His process will be diverse, he said. He continues to train – he does not like how the muscle he put on in the preseason evaporated as the fights ticked by, and he hopes to at least partially counteract it, while also strengthening the muscles around his knees.

He will take a short break from football, as Robert Saleh suggested, but will keep his arm active. He will also work with John Beck, the personal trainer that the Jets brought to the payroll this year. And while they are still figuring out the details, he plans to train with his teammates in the low season to help build team chemistry.

“I would say it’s huge to trust the guys around you,” he said. “I think guys rose up this year and I have to have the full confidence to understand that they have my back and I’ve always got theirs. I think the connection with the guys around you are huge. Guys fought all year and I think the more I can trust them, the better I can become. ”

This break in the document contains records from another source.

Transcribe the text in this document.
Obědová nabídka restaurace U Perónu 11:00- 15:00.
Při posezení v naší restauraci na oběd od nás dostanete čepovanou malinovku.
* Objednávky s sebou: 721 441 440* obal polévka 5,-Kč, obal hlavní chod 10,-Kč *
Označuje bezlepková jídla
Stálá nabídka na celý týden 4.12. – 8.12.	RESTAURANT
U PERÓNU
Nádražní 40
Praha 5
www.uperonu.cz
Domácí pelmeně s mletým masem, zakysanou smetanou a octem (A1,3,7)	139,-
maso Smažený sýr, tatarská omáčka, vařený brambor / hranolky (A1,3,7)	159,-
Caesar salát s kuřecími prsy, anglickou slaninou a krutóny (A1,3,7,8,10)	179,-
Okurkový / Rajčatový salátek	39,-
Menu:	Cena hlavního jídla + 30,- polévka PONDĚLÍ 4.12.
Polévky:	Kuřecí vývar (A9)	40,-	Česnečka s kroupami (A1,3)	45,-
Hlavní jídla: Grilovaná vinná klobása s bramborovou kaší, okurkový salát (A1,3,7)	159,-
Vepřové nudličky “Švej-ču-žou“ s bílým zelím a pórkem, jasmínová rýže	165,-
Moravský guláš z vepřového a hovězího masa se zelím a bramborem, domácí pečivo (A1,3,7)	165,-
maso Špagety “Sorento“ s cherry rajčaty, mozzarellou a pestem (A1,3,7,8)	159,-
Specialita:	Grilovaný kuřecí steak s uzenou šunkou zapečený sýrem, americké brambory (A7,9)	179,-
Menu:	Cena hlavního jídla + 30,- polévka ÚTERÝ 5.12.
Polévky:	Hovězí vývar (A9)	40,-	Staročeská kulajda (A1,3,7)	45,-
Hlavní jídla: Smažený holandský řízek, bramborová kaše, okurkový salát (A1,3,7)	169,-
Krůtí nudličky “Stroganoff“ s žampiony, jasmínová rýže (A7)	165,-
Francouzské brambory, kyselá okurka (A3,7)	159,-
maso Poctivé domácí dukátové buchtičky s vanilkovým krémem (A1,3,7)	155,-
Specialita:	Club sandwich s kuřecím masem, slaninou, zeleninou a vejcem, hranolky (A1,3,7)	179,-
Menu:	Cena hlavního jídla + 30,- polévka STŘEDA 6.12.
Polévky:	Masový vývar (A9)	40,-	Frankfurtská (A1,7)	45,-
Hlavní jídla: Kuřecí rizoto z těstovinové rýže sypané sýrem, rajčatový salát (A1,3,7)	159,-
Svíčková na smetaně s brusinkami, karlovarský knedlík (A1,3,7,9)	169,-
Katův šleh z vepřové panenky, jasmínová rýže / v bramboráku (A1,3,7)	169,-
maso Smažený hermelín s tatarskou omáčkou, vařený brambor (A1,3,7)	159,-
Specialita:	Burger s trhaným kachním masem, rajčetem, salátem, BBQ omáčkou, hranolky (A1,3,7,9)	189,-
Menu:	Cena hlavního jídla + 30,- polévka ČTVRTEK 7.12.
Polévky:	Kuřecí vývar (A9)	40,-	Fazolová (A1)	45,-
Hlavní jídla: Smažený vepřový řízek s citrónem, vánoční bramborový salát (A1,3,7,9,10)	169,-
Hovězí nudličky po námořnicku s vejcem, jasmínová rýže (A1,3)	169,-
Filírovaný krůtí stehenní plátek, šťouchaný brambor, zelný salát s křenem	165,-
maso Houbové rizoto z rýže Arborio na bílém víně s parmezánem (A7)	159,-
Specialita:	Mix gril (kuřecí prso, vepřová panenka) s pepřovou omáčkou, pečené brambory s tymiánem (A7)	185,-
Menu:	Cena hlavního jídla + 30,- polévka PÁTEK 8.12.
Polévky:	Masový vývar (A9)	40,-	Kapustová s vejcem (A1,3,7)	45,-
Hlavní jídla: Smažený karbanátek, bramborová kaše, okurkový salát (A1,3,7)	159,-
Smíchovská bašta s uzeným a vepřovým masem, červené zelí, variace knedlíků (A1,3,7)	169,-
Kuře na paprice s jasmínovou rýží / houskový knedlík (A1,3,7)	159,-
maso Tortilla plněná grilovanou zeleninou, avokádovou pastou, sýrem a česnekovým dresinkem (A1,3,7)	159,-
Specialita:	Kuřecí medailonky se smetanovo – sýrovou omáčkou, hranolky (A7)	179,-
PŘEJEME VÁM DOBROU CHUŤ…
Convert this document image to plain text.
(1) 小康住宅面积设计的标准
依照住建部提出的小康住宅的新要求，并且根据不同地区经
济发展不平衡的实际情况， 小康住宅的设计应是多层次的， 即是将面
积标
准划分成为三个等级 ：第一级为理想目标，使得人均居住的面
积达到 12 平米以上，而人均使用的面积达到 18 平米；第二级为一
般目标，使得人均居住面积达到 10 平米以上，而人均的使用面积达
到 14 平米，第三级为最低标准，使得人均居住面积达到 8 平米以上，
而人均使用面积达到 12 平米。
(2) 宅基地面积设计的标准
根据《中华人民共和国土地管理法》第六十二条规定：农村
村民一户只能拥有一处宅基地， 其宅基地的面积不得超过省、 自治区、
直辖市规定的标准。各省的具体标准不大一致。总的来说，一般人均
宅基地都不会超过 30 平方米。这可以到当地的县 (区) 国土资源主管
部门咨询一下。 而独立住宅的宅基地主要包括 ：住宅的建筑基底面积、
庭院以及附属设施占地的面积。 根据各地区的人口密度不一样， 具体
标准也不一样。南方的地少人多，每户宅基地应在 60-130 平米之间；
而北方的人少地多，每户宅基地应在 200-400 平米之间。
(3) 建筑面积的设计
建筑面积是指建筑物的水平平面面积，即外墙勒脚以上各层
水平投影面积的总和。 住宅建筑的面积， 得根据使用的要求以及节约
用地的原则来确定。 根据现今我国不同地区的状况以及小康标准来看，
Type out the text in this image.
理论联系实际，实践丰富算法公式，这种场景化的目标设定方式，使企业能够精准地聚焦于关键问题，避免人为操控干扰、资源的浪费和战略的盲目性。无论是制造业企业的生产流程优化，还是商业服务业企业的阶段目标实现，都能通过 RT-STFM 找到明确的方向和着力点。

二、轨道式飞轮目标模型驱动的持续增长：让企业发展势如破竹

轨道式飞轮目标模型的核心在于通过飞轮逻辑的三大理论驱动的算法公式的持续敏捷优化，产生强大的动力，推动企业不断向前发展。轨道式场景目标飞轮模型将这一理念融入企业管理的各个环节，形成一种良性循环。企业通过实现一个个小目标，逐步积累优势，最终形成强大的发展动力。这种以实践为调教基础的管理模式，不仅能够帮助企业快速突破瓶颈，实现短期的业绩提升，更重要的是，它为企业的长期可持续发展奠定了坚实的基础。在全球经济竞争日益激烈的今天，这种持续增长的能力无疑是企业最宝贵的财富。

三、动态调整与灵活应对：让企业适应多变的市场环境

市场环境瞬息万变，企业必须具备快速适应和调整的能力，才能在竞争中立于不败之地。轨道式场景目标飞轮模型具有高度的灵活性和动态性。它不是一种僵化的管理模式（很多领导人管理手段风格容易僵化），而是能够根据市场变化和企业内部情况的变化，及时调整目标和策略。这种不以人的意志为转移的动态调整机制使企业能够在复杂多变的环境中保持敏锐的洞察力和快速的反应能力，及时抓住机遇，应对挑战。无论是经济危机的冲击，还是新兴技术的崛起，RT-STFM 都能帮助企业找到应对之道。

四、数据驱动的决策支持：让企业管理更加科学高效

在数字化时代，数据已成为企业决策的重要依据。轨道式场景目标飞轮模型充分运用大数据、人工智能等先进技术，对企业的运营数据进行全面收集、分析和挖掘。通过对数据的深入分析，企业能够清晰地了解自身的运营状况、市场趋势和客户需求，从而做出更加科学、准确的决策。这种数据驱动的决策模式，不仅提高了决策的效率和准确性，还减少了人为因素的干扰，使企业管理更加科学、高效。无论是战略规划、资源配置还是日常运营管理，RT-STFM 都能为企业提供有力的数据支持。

But even though the Jets have a long way to go, the truth is that 2021 should always be about Wilson’s learning and maturation in his first year in the league. Next season will be the true test for both him and Saleh, and the last few games, including the improvement he showed after returning from his knee injury on November 28, point to optimism. The lack of eavesdropping was a reason for encouragement.

It was “the guys who stepped up around me,” Wilson said of the change. “The receivers did a great job of just getting down on some crucial catches. Many times the ball is not even right there. I have to be more precise with it, but I think the guys did a great job of getting me out of certain situations.

“And I just also think that as a team, as a unit, you say, ‘Hey, if we turn the ball around, we don’t win very many games.’

“And so that was a big weight for me – how can you get rid of the boneheads? There will always be turnovers, there will always be wiretaps. How can you get rid of those that are just never, never meant to happen? ”

Wilson stopped by saying a place in the playoffs is possible next year, but it is clear he expects to make significant progress.

“I’m really excited to say, you know what, those are the things I felt really comfortable with, and those are the things I really need to work on and improve on,” he said. “And that’s what makes the game so exciting when you get to work on something like that, and then you can try to apply it when you get back.”